A New Member of the Team
Having Gigabot as what Bill describes as a “captive resource” has proven to be valuable in more ways than just prototyping for CoWatt.
“PowerFunnel is a very visual product: the light bulb goes on when people see it. Being a young company with a brand new product, we needed a way to show it off to people while we were still working on it.”
Rather than relying on PowerPoint presentations and rotating 3D computer models to communicate their product to investors, they used Gigabot to print small, scaled-down versions of PowerFunnel.
“I think that being able to see the product, even scaled down, allowed us to clinch sales and investments,” Bill says. “Gigabot serves the great role of validating ideas quickly and then being able to present them easily to the marketplace and to investors at an early stage when having something tangible can make all the difference in the world of communicating your idea.”
And beyond the investment stage, Gigabot has come into play in yet another new way.

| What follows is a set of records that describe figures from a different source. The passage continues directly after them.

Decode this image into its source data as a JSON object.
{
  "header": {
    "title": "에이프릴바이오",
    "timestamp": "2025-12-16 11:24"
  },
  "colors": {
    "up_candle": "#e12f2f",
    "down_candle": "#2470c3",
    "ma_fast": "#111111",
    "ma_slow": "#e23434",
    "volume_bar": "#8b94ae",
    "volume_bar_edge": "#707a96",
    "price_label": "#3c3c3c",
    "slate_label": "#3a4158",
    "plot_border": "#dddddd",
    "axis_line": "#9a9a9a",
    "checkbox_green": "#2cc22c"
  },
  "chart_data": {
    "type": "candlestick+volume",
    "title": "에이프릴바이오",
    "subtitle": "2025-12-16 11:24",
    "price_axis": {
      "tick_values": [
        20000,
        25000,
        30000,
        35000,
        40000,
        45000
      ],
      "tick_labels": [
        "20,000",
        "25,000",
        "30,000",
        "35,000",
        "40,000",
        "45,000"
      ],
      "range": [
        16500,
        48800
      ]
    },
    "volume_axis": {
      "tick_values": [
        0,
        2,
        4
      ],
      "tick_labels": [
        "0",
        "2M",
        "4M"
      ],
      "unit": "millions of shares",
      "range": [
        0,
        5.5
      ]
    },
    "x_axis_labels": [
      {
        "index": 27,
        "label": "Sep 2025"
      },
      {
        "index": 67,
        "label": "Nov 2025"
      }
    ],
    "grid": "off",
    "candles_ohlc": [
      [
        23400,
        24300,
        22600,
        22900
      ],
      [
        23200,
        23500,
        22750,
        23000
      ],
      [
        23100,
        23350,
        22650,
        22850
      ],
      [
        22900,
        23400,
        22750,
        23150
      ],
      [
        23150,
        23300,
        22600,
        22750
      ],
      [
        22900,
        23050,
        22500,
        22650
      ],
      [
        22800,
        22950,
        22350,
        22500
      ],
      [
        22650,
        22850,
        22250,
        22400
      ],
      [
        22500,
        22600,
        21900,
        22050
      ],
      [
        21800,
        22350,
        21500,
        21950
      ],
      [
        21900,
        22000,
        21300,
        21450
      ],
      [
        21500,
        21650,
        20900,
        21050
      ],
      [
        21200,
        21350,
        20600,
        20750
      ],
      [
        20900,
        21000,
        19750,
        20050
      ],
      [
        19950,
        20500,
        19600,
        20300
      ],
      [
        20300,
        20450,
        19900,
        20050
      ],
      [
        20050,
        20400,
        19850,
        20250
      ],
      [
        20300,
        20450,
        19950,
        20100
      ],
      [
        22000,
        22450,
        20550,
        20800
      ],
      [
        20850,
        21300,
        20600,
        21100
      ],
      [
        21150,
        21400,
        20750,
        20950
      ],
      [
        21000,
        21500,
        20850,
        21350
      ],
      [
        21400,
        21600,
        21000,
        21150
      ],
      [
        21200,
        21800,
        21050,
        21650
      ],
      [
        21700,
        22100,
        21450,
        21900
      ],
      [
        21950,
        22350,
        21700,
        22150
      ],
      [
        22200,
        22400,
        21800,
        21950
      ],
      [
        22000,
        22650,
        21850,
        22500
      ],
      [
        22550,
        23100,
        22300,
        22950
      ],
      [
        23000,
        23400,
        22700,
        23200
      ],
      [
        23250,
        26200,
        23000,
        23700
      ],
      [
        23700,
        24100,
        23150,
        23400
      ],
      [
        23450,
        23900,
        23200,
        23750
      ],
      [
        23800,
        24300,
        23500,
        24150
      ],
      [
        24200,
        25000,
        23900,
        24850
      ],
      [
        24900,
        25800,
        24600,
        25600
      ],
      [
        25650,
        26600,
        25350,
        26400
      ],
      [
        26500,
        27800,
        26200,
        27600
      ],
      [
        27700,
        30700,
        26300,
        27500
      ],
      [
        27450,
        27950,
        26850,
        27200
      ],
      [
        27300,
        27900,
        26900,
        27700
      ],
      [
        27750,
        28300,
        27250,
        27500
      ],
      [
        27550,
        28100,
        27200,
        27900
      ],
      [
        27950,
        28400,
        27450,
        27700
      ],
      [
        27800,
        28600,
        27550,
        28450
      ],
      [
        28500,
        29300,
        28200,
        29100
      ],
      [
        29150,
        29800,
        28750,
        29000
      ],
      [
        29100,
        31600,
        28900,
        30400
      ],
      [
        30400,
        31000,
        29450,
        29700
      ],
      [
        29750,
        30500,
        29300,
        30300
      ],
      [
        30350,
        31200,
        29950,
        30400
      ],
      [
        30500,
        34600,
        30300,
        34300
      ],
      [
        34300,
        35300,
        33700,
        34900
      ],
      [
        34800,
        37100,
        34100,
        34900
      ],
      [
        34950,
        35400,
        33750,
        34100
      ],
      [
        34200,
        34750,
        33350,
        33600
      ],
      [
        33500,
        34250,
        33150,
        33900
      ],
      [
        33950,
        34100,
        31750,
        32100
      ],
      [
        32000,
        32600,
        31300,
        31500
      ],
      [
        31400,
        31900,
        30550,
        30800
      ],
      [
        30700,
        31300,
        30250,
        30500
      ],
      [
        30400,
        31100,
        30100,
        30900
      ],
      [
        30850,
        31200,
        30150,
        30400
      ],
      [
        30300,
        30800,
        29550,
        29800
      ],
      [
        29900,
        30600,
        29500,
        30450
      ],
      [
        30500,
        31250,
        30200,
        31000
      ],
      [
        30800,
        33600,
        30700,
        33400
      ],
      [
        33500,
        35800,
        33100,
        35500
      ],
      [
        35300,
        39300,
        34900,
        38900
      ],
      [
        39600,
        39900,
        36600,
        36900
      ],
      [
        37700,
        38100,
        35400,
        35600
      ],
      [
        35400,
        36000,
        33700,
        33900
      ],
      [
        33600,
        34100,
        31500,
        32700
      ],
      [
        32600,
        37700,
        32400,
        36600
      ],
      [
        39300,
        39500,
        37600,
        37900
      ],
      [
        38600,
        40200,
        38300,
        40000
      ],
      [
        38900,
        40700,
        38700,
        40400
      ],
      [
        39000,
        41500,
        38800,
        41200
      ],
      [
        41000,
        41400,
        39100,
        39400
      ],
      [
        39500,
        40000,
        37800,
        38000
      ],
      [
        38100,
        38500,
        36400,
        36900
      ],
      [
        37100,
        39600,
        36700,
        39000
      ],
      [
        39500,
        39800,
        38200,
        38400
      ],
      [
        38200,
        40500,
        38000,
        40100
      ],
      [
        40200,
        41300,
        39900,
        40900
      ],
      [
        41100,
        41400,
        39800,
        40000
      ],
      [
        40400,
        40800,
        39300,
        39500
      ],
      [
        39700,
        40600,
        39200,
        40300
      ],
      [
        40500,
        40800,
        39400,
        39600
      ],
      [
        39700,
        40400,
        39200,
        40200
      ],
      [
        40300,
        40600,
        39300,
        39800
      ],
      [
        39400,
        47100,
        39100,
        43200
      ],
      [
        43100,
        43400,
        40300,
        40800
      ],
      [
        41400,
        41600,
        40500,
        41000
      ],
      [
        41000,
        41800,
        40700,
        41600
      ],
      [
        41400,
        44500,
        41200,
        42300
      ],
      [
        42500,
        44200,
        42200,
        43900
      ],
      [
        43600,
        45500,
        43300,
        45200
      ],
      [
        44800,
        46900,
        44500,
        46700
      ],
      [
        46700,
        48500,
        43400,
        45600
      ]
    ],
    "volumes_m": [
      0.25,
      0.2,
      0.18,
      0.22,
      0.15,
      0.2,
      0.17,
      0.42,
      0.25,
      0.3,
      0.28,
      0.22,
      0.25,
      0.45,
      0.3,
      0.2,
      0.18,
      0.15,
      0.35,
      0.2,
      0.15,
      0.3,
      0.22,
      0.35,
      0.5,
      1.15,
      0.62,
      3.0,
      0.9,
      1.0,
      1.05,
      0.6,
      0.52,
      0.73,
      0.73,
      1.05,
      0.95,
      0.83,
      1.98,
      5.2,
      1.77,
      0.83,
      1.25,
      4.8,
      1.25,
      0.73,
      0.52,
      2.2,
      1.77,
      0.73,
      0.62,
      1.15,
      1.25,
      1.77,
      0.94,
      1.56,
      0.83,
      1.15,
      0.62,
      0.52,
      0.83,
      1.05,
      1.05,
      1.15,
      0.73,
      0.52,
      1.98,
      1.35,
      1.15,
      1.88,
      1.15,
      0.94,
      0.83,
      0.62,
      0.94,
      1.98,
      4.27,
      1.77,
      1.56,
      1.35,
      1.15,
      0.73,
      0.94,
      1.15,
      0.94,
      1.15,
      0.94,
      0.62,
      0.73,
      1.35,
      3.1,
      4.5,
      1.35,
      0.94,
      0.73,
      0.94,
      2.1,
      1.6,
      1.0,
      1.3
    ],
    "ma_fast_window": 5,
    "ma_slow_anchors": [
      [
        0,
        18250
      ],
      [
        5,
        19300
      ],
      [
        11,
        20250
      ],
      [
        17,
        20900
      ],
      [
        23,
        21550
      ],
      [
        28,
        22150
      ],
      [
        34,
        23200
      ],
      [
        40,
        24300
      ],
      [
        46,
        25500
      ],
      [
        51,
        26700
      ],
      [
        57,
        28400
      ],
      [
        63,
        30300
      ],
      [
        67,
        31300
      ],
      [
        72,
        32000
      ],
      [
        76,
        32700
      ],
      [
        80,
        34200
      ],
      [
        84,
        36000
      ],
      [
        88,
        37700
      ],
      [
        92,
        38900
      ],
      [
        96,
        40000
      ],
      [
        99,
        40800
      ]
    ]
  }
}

“As we started to go to market, the general public was very intrigued by these small models. We started building 1/16 scale PowerFunnels and using them as handouts for marketing purposes. It gave people a very immediate sense of what the product was about and served as a great physical takeaway.”
Gigabot continues to be an asset as CoWatt, and they see a long-term path for it with the company moving forward.
“This is an industry that moves rapidly, and we’re going to continue to evolve the product to improve performance, so Gigabot has an ongoing role with us,” explains Bill. “Now that we’ve launched the first generation of our product, Gigabot will be a part of the continuous feedback loop.”
A Bright Future
CoWatt announced PowerFunnel in late February, began delivering in late March, and is putting things in place to grow rapidly.
“We have them in everything from ex-urban community acreage homes to hardcore ranching and farming applications,” Bill comments.
“But it’s not only where PowerFunnel is being used, it’s how it’s being used that surprises and delights us.” Bills muses. “Our customers constantly come up with new ways to use our product that we had never imagined.”
One such application not originally on their radar is military.
“The number one cause of injuries and fatalities for our troops in Iraq and Afghanistan is not front line combat, it’s in the transport of water and fuel,” explains Bill. “The ability to generate power without fuel, thereby reducing the risk to our troops – it’s very compelling.”
Since PowerFunnel is a completely integrated solar appliance, one could easily imagine loading 40 units in cargo plane and delivering them to a military outpost, disaster area, or a village in sub-Saharan Africa to start generating power in a couple of hours.
CoWatt is now actively pursuing leads both within the military as well as with international and relief agencies.